1.  The oldest was where you had no quotation of the original message
    at all.  It's the closest to paper mail, where you never cut up
    the original and paste it into the reply.  It has the obvious
    disadvantage that, to be intelligible, you have to make references
    to the original.

2.  The next was where the entire original message was attached,
    frequently uneditable.  This is the origin of top posting.  See
    http://www.daemonnews.org/199902/d-advocate.html for an example.

3.  Bottom posting is, as the name suggests, the opposite of top
    posting.  It has little advantages, though it does give you a
    chance to know what the reply is about.

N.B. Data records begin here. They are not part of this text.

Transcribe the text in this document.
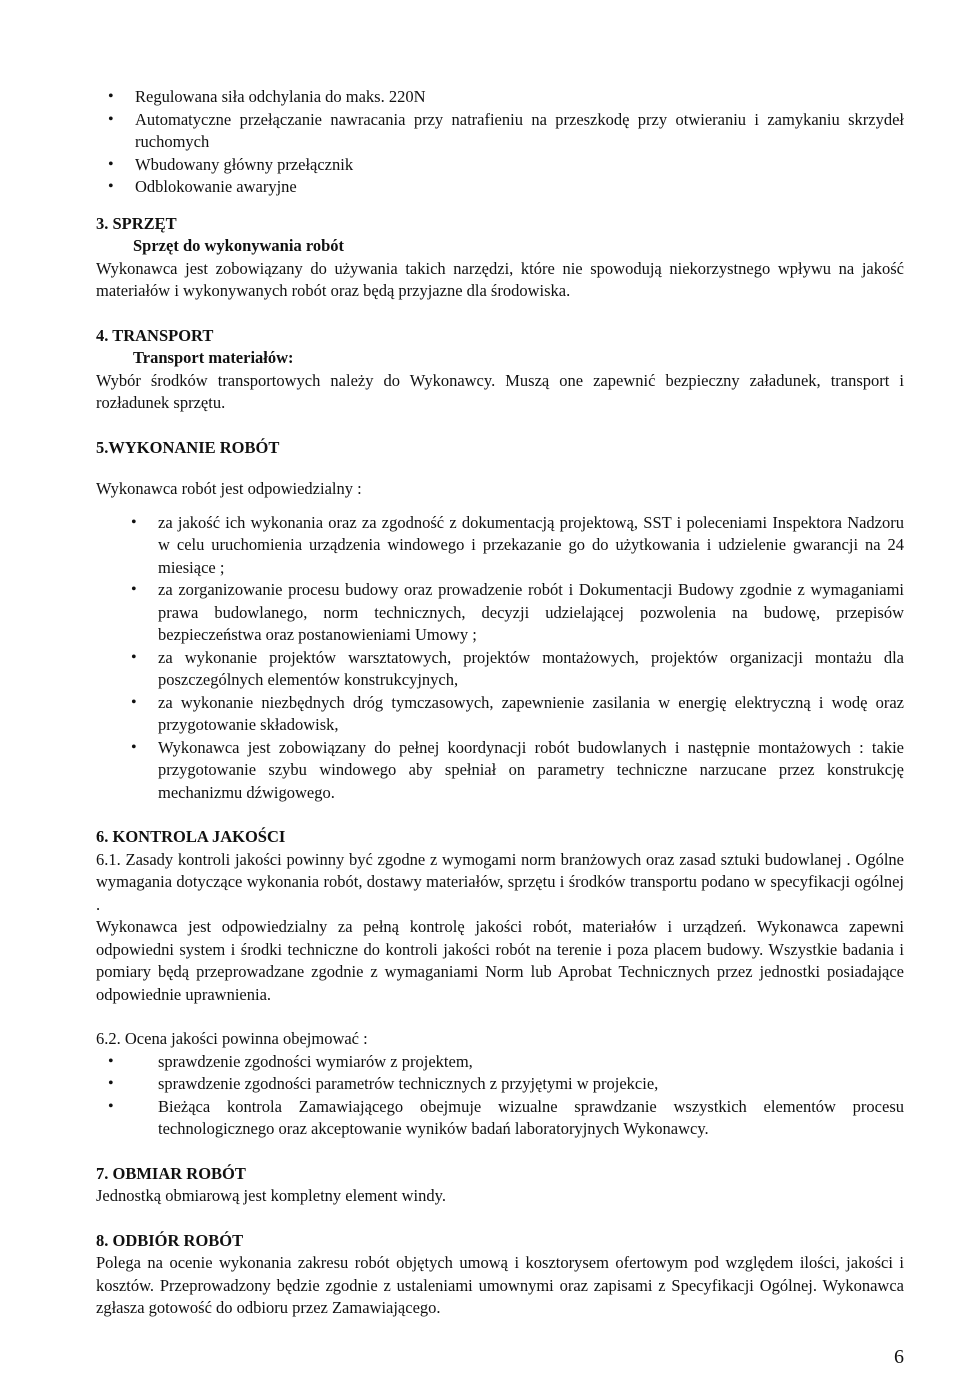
• Regulowana siła odchylania do maks. 220N
• Automatyczne przełączanie nawracania przy natrafieniu na przeszkodę przy otwieraniu i zamykaniu skrzydeł ruchomych
• Wbudowany główny przełącznik
• Odblokowanie awaryjne
3. SPRZĘT
Sprzęt do wykonywania robót
Wykonawca jest zobowiązany do używania takich narzędzi, które nie spowodują niekorzystnego wpływu na jakość materiałów i wykonywanych robót oraz będą przyjazne dla środowiska.
4. TRANSPORT
Transport materiałów:
Wybór środków transportowych należy do Wykonawcy. Muszą one zapewnić bezpieczny załadunek, transport i rozładunek sprzętu.
5.WYKONANIE ROBÓT
Wykonawca robót jest odpowiedzialny :
• za jakość ich wykonania oraz za zgodność z dokumentacją projektową, SST i poleceniami Inspektora Nadzoru w celu uruchomienia urządzenia windowego i przekazanie go do użytkowania i udzielenie gwarancji na 24 miesiące ;
• za zorganizowanie procesu budowy oraz prowadzenie robót i Dokumentacji Budowy zgodnie z wymaganiami prawa budowlanego, norm technicznych, decyzji udzielającej pozwolenia na budowę, przepisów bezpieczeństwa oraz postanowieniami Umowy ;
• za wykonanie projektów warsztatowych, projektów montażowych, projektów organizacji montażu dla poszczególnych elementów konstrukcyjnych,
• za wykonanie niezbędnych dróg tymczasowych, zapewnienie zasilania w energię elektryczną i wodę oraz przygotowanie składowisk,
• Wykonawca jest zobowiązany do pełnej koordynacji robót budowlanych i następnie montażowych : takie przygotowanie szybu windowego aby spełniał on parametry techniczne narzucane przez konstrukcję mechanizmu dźwigowego.
6. KONTROLA JAKOŚCI
6.1. Zasady kontroli jakości powinny być zgodne z wymogami norm branżowych oraz zasad sztuki budowlanej . Ogólne wymagania dotyczące wykonania robót, dostawy materiałów, sprzętu i środków transportu podano w specyfikacji ogólnej .
Wykonawca jest odpowiedzialny za pełną kontrolę jakości robót, materiałów i urządzeń. Wykonawca zapewni odpowiedni system i środki techniczne do kontroli jakości robót na terenie i poza placem budowy. Wszystkie badania i pomiary będą przeprowadzane zgodnie z wymaganiami Norm lub Aprobat Technicznych przez jednostki posiadające odpowiednie uprawnienia.
6.2. Ocena jakości powinna obejmować :
• sprawdzenie zgodności wymiarów z projektem,
• sprawdzenie zgodności parametrów technicznych z przyjętymi w projekcie,
• Bieżąca kontrola Zamawiającego obejmuje wizualne sprawdzanie wszystkich elementów procesu technologicznego oraz akceptowanie wyników badań laboratoryjnych Wykonawcy.
7. OBMIAR ROBÓT
Jednostką obmiarową jest kompletny element windy.
8. ODBIÓR ROBÓT
Polega na ocenie wykonania zakresu robót objętych umową i kosztorysem ofertowym pod względem ilości, jakości i kosztów. Przeprowadzony będzie zgodnie z ustaleniami umownymi oraz zapisami z Specyfikacji Ogólnej. Wykonawca zgłasza gotowość do odbioru przez Zamawiającego.
6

4.  The most obvious way to do things is to interleave individual
    parts of the message.  Thus you can have a blow-by-blow reply to
    individual points.  You don't forget anything, and people know
    what you're talking about in every case.  You can see an example
    of this further down in the same web page.

So why don't people use 4 all the time?  For many, it's too much
trouble.  Maybe they can't type very well (not really much of a
reason; it's not much more work).  More likely, the tools at their
disposition aren't up to the job.  This is particularly true for
Microsoft-based systems, where I haven't been able to find any MUA
which allows you to write messages with a real editor.